Sarah P. Otto

University of British Columbia


Primary Section: 27, Evolutionary Biology
Membership Type:
Member (elected 2013)

Biosketch

Sarah (Sally) P. Otto. CRC Professor (Tier 1), Department of Zoology & Director, Biodiversity Research Centre, University of British Columbia; BSc and PhD Stanford University. Otto is known for her theoretical studies investigating how biological systems evolve, using models to investigate the selective forces acting on genetic systems (recombination, ploidy level, gene duplications) and mating systems (sexual vs asexual reproduction, sexual selection, floral reproductive strategies).
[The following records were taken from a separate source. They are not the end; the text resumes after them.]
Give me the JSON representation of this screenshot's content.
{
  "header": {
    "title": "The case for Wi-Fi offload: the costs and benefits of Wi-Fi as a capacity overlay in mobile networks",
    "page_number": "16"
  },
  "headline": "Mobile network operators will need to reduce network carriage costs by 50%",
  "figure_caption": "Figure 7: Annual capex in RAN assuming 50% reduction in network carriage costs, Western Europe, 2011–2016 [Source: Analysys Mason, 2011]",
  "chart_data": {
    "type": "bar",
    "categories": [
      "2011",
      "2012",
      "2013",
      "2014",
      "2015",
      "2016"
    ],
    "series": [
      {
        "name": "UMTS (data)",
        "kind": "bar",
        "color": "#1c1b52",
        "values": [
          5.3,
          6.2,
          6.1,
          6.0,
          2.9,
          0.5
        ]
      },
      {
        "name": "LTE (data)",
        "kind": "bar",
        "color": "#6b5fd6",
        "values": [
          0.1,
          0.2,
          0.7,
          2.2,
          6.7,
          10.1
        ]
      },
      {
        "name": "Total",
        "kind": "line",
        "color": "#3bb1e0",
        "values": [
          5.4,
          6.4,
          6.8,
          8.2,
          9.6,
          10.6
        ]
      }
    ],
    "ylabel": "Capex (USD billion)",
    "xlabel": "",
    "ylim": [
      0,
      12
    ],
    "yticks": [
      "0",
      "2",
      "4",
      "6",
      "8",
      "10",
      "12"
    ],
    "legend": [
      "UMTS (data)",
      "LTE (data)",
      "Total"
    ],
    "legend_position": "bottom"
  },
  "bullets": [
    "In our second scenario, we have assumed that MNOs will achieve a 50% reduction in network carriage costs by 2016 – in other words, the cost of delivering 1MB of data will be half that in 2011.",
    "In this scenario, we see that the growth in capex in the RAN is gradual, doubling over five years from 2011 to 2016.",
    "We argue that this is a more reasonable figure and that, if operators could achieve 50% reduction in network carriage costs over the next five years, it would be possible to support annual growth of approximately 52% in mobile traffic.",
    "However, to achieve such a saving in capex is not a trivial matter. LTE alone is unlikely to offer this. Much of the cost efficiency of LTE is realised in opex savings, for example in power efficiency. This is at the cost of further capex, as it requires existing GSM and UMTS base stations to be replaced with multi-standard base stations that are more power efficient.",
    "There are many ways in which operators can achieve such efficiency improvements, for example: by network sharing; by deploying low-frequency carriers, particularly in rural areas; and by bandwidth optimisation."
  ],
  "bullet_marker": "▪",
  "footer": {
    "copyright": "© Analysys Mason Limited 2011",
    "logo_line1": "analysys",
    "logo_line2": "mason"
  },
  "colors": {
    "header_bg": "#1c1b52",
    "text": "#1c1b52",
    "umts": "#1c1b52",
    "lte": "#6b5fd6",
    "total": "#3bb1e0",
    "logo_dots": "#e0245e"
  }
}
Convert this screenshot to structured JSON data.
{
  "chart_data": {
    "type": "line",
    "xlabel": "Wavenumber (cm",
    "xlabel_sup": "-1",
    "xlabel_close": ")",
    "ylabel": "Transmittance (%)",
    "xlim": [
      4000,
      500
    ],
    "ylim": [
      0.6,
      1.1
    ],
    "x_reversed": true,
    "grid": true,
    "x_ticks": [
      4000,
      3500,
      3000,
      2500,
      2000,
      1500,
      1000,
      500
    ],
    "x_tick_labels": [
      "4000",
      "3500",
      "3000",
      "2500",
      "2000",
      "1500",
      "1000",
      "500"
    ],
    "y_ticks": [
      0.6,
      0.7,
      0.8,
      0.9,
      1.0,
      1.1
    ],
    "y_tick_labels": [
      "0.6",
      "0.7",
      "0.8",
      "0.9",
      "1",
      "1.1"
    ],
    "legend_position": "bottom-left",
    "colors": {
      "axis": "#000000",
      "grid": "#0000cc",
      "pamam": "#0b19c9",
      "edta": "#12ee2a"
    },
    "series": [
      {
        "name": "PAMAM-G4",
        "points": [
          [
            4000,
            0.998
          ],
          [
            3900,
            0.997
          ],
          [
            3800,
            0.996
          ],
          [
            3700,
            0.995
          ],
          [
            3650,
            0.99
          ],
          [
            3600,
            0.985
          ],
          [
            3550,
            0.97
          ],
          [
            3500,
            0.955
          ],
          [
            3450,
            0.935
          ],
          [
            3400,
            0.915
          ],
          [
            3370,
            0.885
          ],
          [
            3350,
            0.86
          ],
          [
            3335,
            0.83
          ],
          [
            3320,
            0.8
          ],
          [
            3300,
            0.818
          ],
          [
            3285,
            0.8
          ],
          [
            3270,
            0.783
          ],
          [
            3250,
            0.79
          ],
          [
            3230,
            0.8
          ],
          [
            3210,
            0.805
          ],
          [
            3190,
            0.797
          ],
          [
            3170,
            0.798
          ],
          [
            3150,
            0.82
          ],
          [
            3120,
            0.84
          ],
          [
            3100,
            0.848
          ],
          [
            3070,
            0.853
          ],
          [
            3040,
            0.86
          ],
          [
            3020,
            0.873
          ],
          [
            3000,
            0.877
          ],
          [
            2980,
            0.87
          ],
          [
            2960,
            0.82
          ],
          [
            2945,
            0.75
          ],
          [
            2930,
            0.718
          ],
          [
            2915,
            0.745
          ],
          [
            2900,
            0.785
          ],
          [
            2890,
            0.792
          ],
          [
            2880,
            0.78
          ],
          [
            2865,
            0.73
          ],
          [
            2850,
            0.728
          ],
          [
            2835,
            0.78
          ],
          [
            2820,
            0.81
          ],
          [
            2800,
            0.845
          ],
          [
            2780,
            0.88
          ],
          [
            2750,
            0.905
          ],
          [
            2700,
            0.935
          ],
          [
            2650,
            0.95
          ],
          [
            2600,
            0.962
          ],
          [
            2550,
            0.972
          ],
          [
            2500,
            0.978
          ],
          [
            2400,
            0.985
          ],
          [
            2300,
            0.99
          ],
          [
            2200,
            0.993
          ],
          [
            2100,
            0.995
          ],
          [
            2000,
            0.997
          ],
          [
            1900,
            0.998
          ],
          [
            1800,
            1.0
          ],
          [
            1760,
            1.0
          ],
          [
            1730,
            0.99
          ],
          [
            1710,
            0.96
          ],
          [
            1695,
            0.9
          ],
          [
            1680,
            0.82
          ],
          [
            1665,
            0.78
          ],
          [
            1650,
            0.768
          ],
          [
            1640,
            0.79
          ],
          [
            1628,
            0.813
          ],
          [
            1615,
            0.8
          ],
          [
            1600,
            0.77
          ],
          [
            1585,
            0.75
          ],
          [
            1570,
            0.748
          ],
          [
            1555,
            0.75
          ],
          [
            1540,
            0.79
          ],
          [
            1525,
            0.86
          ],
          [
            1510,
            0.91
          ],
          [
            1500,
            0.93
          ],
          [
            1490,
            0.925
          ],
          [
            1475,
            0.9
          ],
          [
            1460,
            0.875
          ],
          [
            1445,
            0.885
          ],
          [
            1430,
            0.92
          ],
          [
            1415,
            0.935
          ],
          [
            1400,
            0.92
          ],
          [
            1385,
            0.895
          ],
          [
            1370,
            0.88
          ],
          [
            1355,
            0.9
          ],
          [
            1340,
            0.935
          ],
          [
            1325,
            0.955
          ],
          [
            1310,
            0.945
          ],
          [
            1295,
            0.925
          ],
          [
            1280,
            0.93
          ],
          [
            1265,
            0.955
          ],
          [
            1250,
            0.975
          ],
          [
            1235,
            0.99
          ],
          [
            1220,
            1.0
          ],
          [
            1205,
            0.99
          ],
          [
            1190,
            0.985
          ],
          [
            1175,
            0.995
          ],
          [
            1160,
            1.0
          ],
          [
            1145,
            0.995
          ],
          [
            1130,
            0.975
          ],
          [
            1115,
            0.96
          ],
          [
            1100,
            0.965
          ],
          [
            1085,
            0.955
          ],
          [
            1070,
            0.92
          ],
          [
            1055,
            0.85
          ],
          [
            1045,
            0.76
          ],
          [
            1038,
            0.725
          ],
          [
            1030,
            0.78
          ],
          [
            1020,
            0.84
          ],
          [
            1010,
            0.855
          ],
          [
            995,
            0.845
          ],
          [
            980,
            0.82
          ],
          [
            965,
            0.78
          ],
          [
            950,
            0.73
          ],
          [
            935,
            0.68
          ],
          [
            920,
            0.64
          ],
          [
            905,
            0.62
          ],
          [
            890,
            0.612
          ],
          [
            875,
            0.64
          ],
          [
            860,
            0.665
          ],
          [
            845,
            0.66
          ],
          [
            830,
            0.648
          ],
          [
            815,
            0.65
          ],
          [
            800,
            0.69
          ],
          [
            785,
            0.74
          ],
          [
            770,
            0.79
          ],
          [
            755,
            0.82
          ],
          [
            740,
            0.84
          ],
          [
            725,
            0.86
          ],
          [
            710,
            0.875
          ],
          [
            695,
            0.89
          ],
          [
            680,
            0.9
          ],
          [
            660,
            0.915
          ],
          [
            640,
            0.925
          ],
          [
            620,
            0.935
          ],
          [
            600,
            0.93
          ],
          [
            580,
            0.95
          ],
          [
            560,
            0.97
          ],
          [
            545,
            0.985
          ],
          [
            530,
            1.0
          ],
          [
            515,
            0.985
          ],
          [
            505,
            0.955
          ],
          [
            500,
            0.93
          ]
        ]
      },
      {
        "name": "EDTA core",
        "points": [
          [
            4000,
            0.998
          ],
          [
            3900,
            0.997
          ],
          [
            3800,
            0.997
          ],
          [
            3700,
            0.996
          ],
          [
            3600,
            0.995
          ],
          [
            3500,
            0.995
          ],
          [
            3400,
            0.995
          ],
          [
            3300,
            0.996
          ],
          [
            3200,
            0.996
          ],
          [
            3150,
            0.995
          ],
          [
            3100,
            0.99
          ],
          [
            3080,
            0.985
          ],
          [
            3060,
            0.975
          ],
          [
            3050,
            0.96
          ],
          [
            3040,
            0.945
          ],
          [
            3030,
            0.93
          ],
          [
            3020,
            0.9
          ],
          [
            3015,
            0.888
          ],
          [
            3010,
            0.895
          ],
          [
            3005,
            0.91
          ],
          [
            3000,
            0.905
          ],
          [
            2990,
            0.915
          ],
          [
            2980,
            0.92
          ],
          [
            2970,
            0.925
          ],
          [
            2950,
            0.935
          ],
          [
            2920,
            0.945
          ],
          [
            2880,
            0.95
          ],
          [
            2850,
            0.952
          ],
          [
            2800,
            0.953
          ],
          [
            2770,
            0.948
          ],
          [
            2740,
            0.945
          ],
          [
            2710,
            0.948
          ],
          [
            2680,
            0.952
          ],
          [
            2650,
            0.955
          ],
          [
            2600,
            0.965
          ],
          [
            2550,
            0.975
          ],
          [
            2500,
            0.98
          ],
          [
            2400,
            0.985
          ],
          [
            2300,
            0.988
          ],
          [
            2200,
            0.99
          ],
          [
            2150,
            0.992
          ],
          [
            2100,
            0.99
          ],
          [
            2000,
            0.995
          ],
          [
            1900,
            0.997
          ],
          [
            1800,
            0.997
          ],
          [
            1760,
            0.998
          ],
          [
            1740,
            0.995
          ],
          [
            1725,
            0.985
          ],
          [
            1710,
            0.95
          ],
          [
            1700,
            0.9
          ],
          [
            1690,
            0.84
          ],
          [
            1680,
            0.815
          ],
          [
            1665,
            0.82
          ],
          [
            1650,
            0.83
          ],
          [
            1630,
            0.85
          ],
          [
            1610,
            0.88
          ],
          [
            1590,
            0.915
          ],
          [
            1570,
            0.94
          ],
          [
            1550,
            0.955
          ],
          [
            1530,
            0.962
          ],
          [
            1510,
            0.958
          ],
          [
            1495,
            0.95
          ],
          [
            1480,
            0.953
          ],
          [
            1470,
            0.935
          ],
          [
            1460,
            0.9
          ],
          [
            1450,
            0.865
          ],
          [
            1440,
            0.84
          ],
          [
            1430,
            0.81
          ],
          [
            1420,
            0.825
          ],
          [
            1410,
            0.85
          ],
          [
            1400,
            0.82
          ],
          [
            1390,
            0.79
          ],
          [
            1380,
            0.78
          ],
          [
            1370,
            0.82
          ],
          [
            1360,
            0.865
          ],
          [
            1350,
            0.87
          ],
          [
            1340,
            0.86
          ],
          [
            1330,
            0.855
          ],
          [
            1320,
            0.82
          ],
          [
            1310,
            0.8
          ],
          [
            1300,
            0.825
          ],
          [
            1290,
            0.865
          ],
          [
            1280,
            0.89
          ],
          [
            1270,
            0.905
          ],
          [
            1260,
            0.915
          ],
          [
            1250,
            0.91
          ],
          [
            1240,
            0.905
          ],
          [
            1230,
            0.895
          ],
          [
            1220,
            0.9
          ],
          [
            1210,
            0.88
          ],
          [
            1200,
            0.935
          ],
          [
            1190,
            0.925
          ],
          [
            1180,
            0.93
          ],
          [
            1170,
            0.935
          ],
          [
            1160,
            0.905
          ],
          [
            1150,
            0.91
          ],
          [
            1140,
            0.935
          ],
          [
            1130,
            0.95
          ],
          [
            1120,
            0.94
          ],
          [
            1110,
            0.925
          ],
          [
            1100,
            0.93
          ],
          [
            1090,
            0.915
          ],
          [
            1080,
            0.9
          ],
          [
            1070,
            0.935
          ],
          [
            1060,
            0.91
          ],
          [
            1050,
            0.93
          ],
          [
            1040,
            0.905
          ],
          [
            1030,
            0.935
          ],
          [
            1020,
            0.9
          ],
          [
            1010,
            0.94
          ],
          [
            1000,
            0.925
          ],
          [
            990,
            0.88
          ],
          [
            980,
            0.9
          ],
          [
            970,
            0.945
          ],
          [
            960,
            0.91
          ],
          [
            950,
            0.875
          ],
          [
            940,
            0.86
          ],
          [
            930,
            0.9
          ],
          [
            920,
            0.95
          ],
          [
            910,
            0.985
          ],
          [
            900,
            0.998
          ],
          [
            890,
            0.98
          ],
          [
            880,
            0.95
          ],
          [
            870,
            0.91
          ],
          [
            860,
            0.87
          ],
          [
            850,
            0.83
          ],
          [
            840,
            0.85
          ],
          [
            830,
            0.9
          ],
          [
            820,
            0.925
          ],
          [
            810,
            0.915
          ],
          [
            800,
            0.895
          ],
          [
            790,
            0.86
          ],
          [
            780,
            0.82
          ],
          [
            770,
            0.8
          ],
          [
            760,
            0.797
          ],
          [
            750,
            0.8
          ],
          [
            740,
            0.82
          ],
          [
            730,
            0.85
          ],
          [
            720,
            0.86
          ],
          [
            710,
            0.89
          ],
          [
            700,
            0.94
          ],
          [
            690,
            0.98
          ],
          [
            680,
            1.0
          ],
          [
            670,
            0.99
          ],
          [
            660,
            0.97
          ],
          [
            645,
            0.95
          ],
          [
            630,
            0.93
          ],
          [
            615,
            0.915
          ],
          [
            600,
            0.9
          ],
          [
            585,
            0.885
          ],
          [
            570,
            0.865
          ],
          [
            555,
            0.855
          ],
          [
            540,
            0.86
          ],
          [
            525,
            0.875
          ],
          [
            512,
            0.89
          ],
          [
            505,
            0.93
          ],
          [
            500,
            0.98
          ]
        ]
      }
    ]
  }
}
In addition to mathematical modeling, Otto's research group carries out phylogenetic analyses, plant evolutionary studies, and yeast experimental evolution, resulting in over 150 publications and a book. Otto has served as founding member and Secretary of the Canadian Society of Ecology and Evolution, Vice President of the Society for the Study of Evolution, the American Society of Naturalists, and the European Society of Evolutionary Biology, Council member for the Society for the Study of Evolution and the American Genetic Association, and member of several editorial boards. Awards include a MacArthur Fellowship, a Guggenheim Fellowship, a McDowell Award for Excellence in Research (UBC), a Steacie Fellowship (Natural Sciences and Research Council; Canada), and the Steacie Prize (National Research Council, Canada).

Research Interests

Understanding how evolution has led to the remarkable diversity of life is the key motivating force behind Otto's research. Mathematical models allow her to determine which evolutionary transitions are plausible, which are probable, and which are inaccessible. Otto and her students have developed core evolutionary theory for understanding transitions among modes of reproduction, mating systems, and ploidy levels. For example, sexual reproduction is widespread in nature but the reason has puzzled biologists for over a century. By developing new stochastic methods, Otto has demonstrated that the constraints of evolution acting on a limited number of individuals provide a strong and robust advantage to sexual reproduction, which was not seen in previous deterministic models. Otto and colleagues have also developed likelihood-based approaches to infer how speciation and extinction rates depend on particular traits across phylogenies. To 'ground truth' evolutionary theory, her group performs experiments using different plant systems and the budding yeast Saccharomyces cerevisiae. For example, her research with yeast has explored how the number of copies of genomes within each cell ("ploidy level") influences adaptation and mutation accumulation. Current research investigates the nature and scope of beneficial mutations acquired in stressful environments and the trade-offs they exhibit to better understand the constraints on evolutionary adaptation.